Coffee varieties will change seasonally.
“We tend to veer toward light roasting all of our coffee,” said roaster Jeremy Williamson, 29. “We buy really nice coffee, and we want to try to preserve the characteristics that are in the coffee by not covering it up with roasting. We don’t want people to taste that bitter burn. We want it to taste lively.”
The Expo, one of two signature blends, is meant to be an “all-purpose” coffee.
“We want it to be something you throw on your autodrip in the morning and get a good cup of coffee,” Williamson said. “It’s really milk-chocolaty with a touch of cherry.”
Components for it – as well as the 509 Seasonal blend – will change, but the flavor profiles should be about the same. The 509 is meant to be “a touch darker” than the Expo.
Williamson likes the single-origin Kenya Othaya Peaberry for drip, pour-over or iced coffee.
“It’s really fruit forward with a pretty nice peach note,” he said. “There’s a lot of stuff going on in the cup, a lot of fruitiness, fruit and citrus.”
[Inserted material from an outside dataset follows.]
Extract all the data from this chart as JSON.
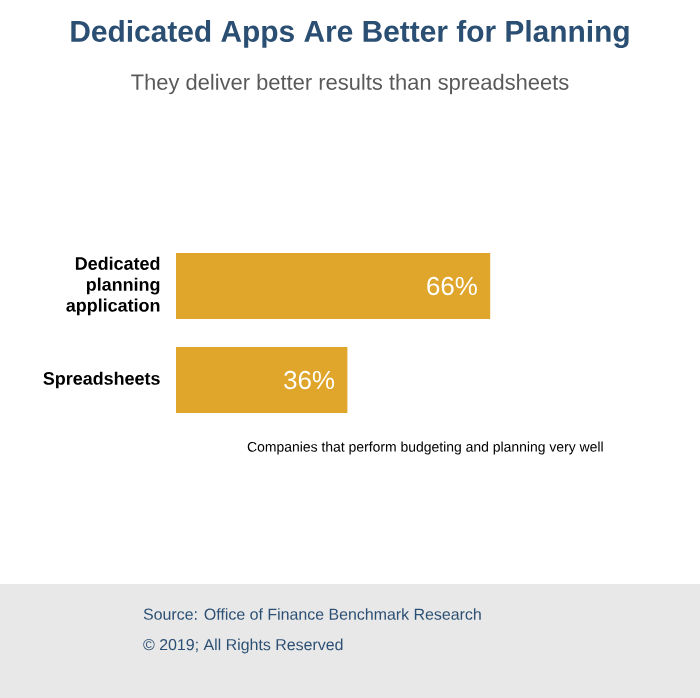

Originally from Birmingham, Alabama, Williamson moved to Spokane from Portland in 2012 and went to work at Coeur Coffee. But he fell in love with coffee before that, in Bend, Oregon, where he worked at Backporch Coffee Roasters. Once in Spokane, he ran his own short-lived coffee company, Manners Roasting, as a one-man show before joining Vessel in Spokane’s Emerson-Garfield neighborhood.
Bubna, director of coffee, handles internal affairs. He moved to Spokane with his family in eighth grade and got his start in the coffee industry 11 years ago, working at the Starbucks on 29th Avenue in Spokane as well as Indaba Coffee and Coeur Coffee. Later, he served as executive director of Street Bean, a nonprofit that provides jobs and training for street youths in Seattle’s Belltown neighborhood. That work inspired him to do something similar in Spokane.
“I saw producing quality coffee could be a way to produce quality internships,” he said, noting that Vessel expects to start its internship program this summer in conjunction with Project Hope, a nonprofit that aims to “create environmentally friendly and restorative entrepreneurial opportunities” for youths in the nearby West Central neighborhood.
The internship program is geared toward young people ages 17 to 24 who want to work 12 to 18 hours per week at $10 per hour for up to six months.
“It’s a gateway for people to experience a job and get the skills,” Bubna said. “Working in coffee, you’re learning customer service, hospitality, how to pay attention to recipes and standards, and the basics of showing up on time for work.”
Bubna studied philosophy and theology at Whitworth and completed his master’s degree in ethical leadership at Claremont-Lincoln University last year.
Tobin, the creative director, handles external business. He hails from Milwaukie, Oregon, and moved to Spokane to attend Whitworth. In addition to the roaster, he and Bubna have hired a bookkeeper and five baristas, starting at $15 per hour.
In addition to coffee drinks, they’ll serve tea and pastries from Batch Bakeshop and Common Crumb.
They would like to serve doughnuts, too – “not grocery store doughnuts,” Bubna said – but doughnuts akin to Blue Star Donuts in Portland. But, he said, so far they haven’t been able to find a local, artisanal doughnut maker that delivers.
Meanwhile, they’re hoping to expand distribution. They already have regular customers in Los Angeles, New York, Seattle, Boise and Tampa Bay, Florida. They’ve also signed a 10-year lease with an option to buy the building, Bubna said, noting, “We’re not planning on going anywhere.”